The former one has the flexibility to avoid the finishing if it likes, as it does not have an ordering constraint (even if one was added to the inner SELECT, the outer SELECT removes it). However, if we think that the finishing action is the most efficient way to do things, the second plan would probably be preferred.

frankmcsherry commented 2 years ago

It is challenging to fully defer the extraction until after optimization, because we may be required to return ordered results to the user (an outer ORDER BY clause) and the optimization that occurs up to this point is against an un-ordered multiset.

However, it seems plausible that we could only extract ORDER BY (and projecting away ordering columns) early, optimize the resulting expression as an unordered multiset, and then extract whatever remains post optimization. If the root node post optimization is a TopK with the same ordering, just with a LIMIT and OFFSET, great extract it. If for any reason that is not the case, no sweat and just build the right dataflow.

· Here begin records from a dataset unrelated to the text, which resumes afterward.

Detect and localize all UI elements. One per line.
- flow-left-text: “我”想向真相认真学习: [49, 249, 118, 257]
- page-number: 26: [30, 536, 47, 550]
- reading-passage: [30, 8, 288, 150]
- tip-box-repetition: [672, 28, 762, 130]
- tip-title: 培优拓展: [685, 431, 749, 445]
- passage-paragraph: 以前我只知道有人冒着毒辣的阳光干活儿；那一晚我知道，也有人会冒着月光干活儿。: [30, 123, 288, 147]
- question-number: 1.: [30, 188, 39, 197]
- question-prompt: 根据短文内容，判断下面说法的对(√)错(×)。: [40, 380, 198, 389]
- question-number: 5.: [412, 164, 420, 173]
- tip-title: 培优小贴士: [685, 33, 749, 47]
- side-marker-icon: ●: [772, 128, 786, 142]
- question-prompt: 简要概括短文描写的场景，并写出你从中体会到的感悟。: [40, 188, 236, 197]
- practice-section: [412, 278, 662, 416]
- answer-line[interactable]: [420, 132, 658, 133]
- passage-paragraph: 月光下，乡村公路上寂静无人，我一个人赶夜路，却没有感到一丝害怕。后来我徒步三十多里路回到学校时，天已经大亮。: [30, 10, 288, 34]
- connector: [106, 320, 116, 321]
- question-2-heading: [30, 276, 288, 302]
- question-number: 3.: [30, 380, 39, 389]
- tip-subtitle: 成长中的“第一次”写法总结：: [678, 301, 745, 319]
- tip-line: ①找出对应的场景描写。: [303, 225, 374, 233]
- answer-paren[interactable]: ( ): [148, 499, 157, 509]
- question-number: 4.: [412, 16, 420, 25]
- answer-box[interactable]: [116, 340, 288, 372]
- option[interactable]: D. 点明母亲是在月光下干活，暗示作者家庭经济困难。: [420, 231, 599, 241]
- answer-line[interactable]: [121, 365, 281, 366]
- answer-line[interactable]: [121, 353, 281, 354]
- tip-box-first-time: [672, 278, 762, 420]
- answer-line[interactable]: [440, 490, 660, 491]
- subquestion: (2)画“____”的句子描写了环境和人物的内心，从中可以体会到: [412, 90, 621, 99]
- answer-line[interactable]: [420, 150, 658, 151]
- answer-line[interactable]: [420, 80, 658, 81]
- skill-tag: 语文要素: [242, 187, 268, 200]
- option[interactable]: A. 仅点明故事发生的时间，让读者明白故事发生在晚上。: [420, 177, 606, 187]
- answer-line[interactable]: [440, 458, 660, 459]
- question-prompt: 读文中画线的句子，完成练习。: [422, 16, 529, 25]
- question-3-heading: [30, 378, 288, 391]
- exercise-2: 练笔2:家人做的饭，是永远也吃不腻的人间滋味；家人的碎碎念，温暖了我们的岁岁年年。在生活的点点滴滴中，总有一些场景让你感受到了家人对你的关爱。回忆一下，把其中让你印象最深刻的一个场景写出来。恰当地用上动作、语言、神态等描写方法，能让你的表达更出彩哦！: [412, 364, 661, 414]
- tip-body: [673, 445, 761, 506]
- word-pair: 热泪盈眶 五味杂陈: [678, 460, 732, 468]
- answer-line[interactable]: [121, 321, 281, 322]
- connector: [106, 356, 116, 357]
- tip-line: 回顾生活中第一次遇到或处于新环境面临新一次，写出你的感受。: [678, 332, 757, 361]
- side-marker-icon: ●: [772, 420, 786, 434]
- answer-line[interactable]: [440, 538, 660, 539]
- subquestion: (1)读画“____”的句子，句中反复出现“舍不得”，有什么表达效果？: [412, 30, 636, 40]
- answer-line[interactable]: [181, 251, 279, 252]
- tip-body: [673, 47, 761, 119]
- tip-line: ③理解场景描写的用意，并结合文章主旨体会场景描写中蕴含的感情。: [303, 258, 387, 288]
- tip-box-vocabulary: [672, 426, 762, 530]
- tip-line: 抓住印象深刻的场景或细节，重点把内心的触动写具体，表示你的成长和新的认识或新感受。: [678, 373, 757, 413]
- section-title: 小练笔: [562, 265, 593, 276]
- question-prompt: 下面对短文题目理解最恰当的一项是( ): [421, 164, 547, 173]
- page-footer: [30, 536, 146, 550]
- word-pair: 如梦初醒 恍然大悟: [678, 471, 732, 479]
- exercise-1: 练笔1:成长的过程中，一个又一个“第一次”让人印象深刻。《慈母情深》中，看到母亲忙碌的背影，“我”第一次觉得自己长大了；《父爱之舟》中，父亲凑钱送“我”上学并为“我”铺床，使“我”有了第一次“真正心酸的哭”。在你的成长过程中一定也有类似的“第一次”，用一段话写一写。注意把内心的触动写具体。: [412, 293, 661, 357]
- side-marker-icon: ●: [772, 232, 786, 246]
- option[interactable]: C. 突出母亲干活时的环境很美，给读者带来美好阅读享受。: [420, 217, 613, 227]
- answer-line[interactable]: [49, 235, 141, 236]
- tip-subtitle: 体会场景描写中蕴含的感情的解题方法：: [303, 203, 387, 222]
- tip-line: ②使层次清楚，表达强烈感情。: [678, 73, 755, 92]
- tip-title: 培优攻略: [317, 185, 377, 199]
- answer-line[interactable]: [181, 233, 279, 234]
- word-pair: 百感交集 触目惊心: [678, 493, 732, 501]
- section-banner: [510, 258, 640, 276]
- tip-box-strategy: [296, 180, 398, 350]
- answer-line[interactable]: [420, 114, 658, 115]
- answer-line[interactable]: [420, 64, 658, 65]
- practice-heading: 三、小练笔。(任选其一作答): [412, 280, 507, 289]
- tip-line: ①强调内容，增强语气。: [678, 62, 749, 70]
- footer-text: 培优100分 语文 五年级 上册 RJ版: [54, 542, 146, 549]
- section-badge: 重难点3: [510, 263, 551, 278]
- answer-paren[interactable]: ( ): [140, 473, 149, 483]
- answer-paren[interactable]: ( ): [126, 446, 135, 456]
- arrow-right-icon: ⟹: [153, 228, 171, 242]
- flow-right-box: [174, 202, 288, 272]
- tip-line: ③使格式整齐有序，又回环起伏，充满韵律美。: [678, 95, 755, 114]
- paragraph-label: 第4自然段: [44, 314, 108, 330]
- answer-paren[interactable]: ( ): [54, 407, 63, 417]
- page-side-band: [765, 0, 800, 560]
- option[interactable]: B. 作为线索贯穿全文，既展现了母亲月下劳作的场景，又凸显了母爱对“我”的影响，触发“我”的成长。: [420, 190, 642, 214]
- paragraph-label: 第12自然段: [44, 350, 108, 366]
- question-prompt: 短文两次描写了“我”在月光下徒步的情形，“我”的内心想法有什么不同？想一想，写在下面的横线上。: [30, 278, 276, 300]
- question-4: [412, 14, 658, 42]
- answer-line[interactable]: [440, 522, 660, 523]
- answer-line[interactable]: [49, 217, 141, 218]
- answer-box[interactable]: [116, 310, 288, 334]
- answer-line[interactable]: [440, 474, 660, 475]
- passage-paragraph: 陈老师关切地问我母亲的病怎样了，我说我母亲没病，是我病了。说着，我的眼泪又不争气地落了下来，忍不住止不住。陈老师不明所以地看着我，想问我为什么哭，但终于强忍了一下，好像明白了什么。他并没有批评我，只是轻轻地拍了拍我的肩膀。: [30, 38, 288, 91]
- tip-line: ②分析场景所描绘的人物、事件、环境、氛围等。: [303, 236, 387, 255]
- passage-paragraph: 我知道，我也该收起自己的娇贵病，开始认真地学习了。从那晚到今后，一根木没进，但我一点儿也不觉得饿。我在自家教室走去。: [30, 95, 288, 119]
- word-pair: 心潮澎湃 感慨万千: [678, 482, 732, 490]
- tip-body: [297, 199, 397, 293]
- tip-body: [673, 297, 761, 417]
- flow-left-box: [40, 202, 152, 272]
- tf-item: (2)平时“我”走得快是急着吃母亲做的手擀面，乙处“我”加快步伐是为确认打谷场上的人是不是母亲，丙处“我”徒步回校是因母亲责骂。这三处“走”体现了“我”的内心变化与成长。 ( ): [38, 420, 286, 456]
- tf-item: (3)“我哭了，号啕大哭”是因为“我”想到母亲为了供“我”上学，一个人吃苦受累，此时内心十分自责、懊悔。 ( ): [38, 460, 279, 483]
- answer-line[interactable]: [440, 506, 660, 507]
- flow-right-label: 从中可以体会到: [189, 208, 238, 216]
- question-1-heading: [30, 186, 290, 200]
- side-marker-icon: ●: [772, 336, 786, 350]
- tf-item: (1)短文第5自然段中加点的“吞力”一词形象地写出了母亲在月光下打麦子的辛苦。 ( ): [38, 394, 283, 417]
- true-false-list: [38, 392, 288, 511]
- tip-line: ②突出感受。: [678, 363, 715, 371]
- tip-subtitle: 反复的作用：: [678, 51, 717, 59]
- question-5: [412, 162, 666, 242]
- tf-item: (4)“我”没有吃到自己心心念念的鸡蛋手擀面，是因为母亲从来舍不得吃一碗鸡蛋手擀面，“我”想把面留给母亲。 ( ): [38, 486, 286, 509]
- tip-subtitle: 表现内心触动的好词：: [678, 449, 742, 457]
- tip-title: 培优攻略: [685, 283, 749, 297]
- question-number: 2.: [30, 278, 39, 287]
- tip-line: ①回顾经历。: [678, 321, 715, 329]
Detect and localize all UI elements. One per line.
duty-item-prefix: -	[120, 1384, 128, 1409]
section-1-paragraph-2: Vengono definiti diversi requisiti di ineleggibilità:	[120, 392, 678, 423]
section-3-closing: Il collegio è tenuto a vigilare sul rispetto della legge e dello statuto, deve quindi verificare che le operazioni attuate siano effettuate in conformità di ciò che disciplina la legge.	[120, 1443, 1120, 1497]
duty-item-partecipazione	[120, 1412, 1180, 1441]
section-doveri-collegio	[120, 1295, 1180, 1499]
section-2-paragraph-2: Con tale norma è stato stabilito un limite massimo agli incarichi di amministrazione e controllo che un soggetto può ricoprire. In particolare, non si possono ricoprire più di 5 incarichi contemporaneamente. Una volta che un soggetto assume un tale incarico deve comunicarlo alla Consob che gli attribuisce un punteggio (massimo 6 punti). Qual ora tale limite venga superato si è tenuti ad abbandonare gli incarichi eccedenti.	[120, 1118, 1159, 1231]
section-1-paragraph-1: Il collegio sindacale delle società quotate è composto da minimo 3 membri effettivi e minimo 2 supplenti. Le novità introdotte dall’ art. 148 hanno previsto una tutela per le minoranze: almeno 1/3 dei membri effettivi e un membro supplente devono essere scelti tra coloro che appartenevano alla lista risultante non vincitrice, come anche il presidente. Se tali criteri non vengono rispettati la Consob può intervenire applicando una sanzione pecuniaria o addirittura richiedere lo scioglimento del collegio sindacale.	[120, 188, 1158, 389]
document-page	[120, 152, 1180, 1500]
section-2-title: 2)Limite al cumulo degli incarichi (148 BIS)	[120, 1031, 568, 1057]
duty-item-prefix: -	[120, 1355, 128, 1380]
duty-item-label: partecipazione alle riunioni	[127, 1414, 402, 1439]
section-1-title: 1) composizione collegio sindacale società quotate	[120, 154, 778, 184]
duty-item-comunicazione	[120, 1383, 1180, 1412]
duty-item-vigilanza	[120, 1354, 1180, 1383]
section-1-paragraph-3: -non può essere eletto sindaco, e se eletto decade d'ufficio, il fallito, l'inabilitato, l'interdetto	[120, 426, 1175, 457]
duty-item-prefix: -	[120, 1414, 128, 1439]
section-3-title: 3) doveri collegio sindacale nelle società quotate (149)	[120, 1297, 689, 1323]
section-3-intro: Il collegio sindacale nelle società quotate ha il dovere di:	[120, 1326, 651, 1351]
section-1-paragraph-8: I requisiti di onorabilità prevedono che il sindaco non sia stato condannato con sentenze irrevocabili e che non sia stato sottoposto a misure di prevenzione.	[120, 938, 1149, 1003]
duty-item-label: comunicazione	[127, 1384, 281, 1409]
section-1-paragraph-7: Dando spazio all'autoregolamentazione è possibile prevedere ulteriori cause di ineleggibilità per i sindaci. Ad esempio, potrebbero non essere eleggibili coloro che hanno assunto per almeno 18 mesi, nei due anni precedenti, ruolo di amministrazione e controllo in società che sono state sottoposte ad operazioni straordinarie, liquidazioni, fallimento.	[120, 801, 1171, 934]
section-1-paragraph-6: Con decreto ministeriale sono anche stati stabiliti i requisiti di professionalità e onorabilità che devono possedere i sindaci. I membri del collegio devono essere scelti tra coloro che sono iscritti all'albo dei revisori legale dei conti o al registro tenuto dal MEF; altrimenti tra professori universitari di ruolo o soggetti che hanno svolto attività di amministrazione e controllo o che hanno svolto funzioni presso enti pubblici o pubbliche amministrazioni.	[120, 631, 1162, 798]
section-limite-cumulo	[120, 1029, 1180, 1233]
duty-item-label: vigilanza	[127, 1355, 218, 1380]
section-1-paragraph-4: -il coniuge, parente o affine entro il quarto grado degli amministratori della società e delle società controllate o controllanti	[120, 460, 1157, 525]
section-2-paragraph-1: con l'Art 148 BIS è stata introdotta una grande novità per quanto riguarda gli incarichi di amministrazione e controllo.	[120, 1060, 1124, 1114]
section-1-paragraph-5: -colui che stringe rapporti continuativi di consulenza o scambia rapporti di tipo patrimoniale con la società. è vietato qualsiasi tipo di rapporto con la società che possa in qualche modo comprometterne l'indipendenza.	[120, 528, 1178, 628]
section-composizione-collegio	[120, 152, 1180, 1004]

It seems possible that we will miss some opportunities that our current approach would have forced to be extracted. However, we are also clearly missing cases now that we would love to put through optimization and then extract. I don't have a great a priori sense for which is better / more important, so leaving these notes here instead!

asenac commented 2 years ago

AFAIU there is no way to compare a column-offset based ORDER BY properties before and after the optimization process, since things like column pruning may alter the meaning of those offsets. Also, ORDER BY #1, #2 could be simplified as ORDER BY #1 by the optimizer if #2 functionally depends on #1, making the comparison even harder, if even possible.

We could limit that solution to RowSetFinishing instances without explicit ordering. We could install those RowSetFinishings in the dataflow asTopK operators and then extract it from the optimized dataflow. However, cases like the following will not be covered by that solution.

select * from (select * from ... order by a, b limit 10) order by a, b limit 5;
wangandi commented 2 years ago

Relatively unimportant, but because RowSetFinishing extraction happens early, we can't fold a TopK into a constant select.

materialize=> explain select * from (values (1, 2, 3), (2, 3, 4)) limit 0;
                    Optimized Plan                     
-------------------------------------------------------
 %0 =                                                 +
 | Constant (1, 2, 3) (2, 3, 4)                       +
                                                      +
 Finish order_by=() limit=0 offset=0 project=(#0..=#2)+

(1 row)

In this plan, we render the full constant and then run RowSetFinishing on it.

Thanks to @philip-stoev for bringing this to my attention.